In this study, we found that 49 % patients who underwent TURBT at least once were not diagnosed with variants on RC specimens. That is to say, approximately 50 % of the patients could be in variant-free condition partially due to complete resection(s). Dissimilarly, Ahmed et al. reported that 6 % (9/159) patients demonstrated variant(s) only on precystectomy biopsy or TURBT [1]. The factors that could influence the variant diagnosis could also explain the discrepant results between the two studies. Interestingly, among the 13 patients who underwent TURBT at least twice, 12 of them presented variants detected in some but not in all TURBTs (Table 2). Similarly, Matthew et al. found that some patients had a different or additional mixed histologic type on cystectomy than they did on transurethral resection of bladder tumor [21]. This raises several practical questions encountered in clinical work. First, for those who are diagnosed with different variant differentiation at biopsy, TURBT(s) or RC, what treatment algorithms should be applied in clinical management? Besides, for those who are diagnosed with variant differentiation at biopsy/TURBT and without variant subtype diagnosis on RC, should we adopt the same follow-up strategies used on the UCB patients without a diagnosis of variant differentiation during the disease course? Further investigations are needed to validate the paradigms.
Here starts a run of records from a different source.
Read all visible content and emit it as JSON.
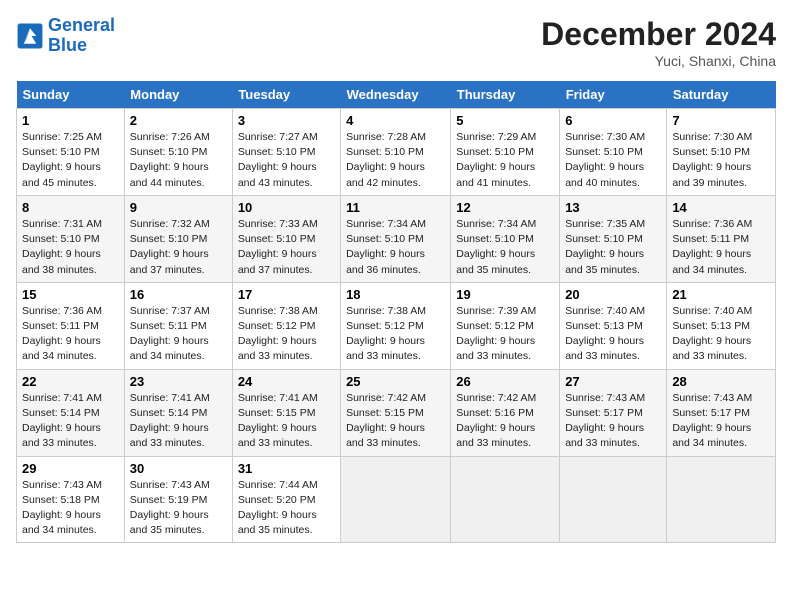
{
  "header": {
    "logo_general": "General",
    "logo_blue": "Blue",
    "month_title": "December 2024",
    "location": "Yuci, Shanxi, China"
  },
  "weekdays": [
    "Sunday",
    "Monday",
    "Tuesday",
    "Wednesday",
    "Thursday",
    "Friday",
    "Saturday"
  ],
  "weeks": [
    [
      {
        "day": "1",
        "sunrise": "Sunrise: 7:25 AM",
        "sunset": "Sunset: 5:10 PM",
        "daylight": "Daylight: 9 hours and 45 minutes."
      },
      {
        "day": "2",
        "sunrise": "Sunrise: 7:26 AM",
        "sunset": "Sunset: 5:10 PM",
        "daylight": "Daylight: 9 hours and 44 minutes."
      },
      {
        "day": "3",
        "sunrise": "Sunrise: 7:27 AM",
        "sunset": "Sunset: 5:10 PM",
        "daylight": "Daylight: 9 hours and 43 minutes."
      },
      {
        "day": "4",
        "sunrise": "Sunrise: 7:28 AM",
        "sunset": "Sunset: 5:10 PM",
        "daylight": "Daylight: 9 hours and 42 minutes."
      },
      {
        "day": "5",
        "sunrise": "Sunrise: 7:29 AM",
        "sunset": "Sunset: 5:10 PM",
        "daylight": "Daylight: 9 hours and 41 minutes."
      },
      {
        "day": "6",
        "sunrise": "Sunrise: 7:30 AM",
        "sunset": "Sunset: 5:10 PM",
        "daylight": "Daylight: 9 hours and 40 minutes."
      },
      {
        "day": "7",
        "sunrise": "Sunrise: 7:30 AM",
        "sunset": "Sunset: 5:10 PM",
        "daylight": "Daylight: 9 hours and 39 minutes."
      }
    ],
    [
      {
        "day": "8",
        "sunrise": "Sunrise: 7:31 AM",
        "sunset": "Sunset: 5:10 PM",
        "daylight": "Daylight: 9 hours and 38 minutes."
      },
      {
        "day": "9",
        "sunrise": "Sunrise: 7:32 AM",
        "sunset": "Sunset: 5:10 PM",
        "daylight": "Daylight: 9 hours and 37 minutes."
      },
      {
        "day": "10",
        "sunrise": "Sunrise: 7:33 AM",
        "sunset": "Sunset: 5:10 PM",
        "daylight": "Daylight: 9 hours and 37 minutes."
      },
      {
        "day": "11",
        "sunrise": "Sunrise: 7:34 AM",
        "sunset": "Sunset: 5:10 PM",
        "daylight": "Daylight: 9 hours and 36 minutes."
      },
      {
        "day": "12",
        "sunrise": "Sunrise: 7:34 AM",
        "sunset": "Sunset: 5:10 PM",
        "daylight": "Daylight: 9 hours and 35 minutes."
      },
      {
        "day": "13",
        "sunrise": "Sunrise: 7:35 AM",
        "sunset": "Sunset: 5:10 PM",
        "daylight": "Daylight: 9 hours and 35 minutes."
      },
      {
        "day": "14",
        "sunrise": "Sunrise: 7:36 AM",
        "sunset": "Sunset: 5:11 PM",
        "daylight": "Daylight: 9 hours and 34 minutes."
      }
    ],
    [
      {
        "day": "15",
        "sunrise": "Sunrise: 7:36 AM",
        "sunset": "Sunset: 5:11 PM",
        "daylight": "Daylight: 9 hours and 34 minutes."
      },
      {
        "day": "16",
        "sunrise": "Sunrise: 7:37 AM",
        "sunset": "Sunset: 5:11 PM",
        "daylight": "Daylight: 9 hours and 34 minutes."
      },
      {
        "day": "17",
        "sunrise": "Sunrise: 7:38 AM",
        "sunset": "Sunset: 5:12 PM",
        "daylight": "Daylight: 9 hours and 33 minutes."
      },
      {
        "day": "18",
        "sunrise": "Sunrise: 7:38 AM",
        "sunset": "Sunset: 5:12 PM",
        "daylight": "Daylight: 9 hours and 33 minutes."
      },
      {
        "day": "19",
        "sunrise": "Sunrise: 7:39 AM",
        "sunset": "Sunset: 5:12 PM",
        "daylight": "Daylight: 9 hours and 33 minutes."
      },
      {
        "day": "20",
        "sunrise": "Sunrise: 7:40 AM",
        "sunset": "Sunset: 5:13 PM",
        "daylight": "Daylight: 9 hours and 33 minutes."
      },
      {
        "day": "21",
        "sunrise": "Sunrise: 7:40 AM",
        "sunset": "Sunset: 5:13 PM",
        "daylight": "Daylight: 9 hours and 33 minutes."
      }
    ],
    [
      {
        "day": "22",
        "sunrise": "Sunrise: 7:41 AM",
        "sunset": "Sunset: 5:14 PM",
        "daylight": "Daylight: 9 hours and 33 minutes."
      },
      {
        "day": "23",
        "sunrise": "Sunrise: 7:41 AM",
        "sunset": "Sunset: 5:14 PM",
        "daylight": "Daylight: 9 hours and 33 minutes."
      },
      {
        "day": "24",
        "sunrise": "Sunrise: 7:41 AM",
        "sunset": "Sunset: 5:15 PM",
        "daylight": "Daylight: 9 hours and 33 minutes."
      },
      {
        "day": "25",
        "sunrise": "Sunrise: 7:42 AM",
        "sunset": "Sunset: 5:15 PM",
        "daylight": "Daylight: 9 hours and 33 minutes."
      },
      {
        "day": "26",
        "sunrise": "Sunrise: 7:42 AM",
        "sunset": "Sunset: 5:16 PM",
        "daylight": "Daylight: 9 hours and 33 minutes."
      },
      {
        "day": "27",
        "sunrise": "Sunrise: 7:43 AM",
        "sunset": "Sunset: 5:17 PM",
        "daylight": "Daylight: 9 hours and 33 minutes."
      },
      {
        "day": "28",
        "sunrise": "Sunrise: 7:43 AM",
        "sunset": "Sunset: 5:17 PM",
        "daylight": "Daylight: 9 hours and 34 minutes."
      }
    ],
    [
      {
        "day": "29",
        "sunrise": "Sunrise: 7:43 AM",
        "sunset": "Sunset: 5:18 PM",
        "daylight": "Daylight: 9 hours and 34 minutes."
      },
      {
        "day": "30",
        "sunrise": "Sunrise: 7:43 AM",
        "sunset": "Sunset: 5:19 PM",
        "daylight": "Daylight: 9 hours and 35 minutes."
      },
      {
        "day": "31",
        "sunrise": "Sunrise: 7:44 AM",
        "sunset": "Sunset: 5:20 PM",
        "daylight": "Daylight: 9 hours and 35 minutes."
      },
      null,
      null,
      null,
      null
    ]
  ]
}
Despite a number of individual studies have evaluated the impact of histological variants on prognosis of patients with UCB, this question remains in debate [14, 22]. We also evaluated the impact of variant differentiation on clinical outcomes. Of the 139 patients with available follow-up information, 95 UCB patients were identified with variant differentiation on RC specimens. Patients with variant differentiation on RC specimen have inferior survival both in univariate analysis (P = 0.005) and multivariate analysis (HR4.48, 95 % CI:1.03–19.53). Of note, our data were limited by an overall shorter median follow-up time of 31 months and small sample size. The statistical power was weakened by very few recurrent and death events. More investigations with a large number of patients, with a longer follow-up time and with a centralized pathologic re-review are warranted to validate these conclusions. Ultimately, our understanding of urinary bladder cancer biology should not be limited to histologic variants. The underlying genetic and molecular drivers of tumor induction, promotion, and progression and as well as makers of chemosensitivity also need to be investigated [14].

Our study is not devoid of potential limitations that need to be addressed. First and foremost are the limitations inherent to its retrospective nature. Besides, the follow-up time and sample size were the limitations of this study.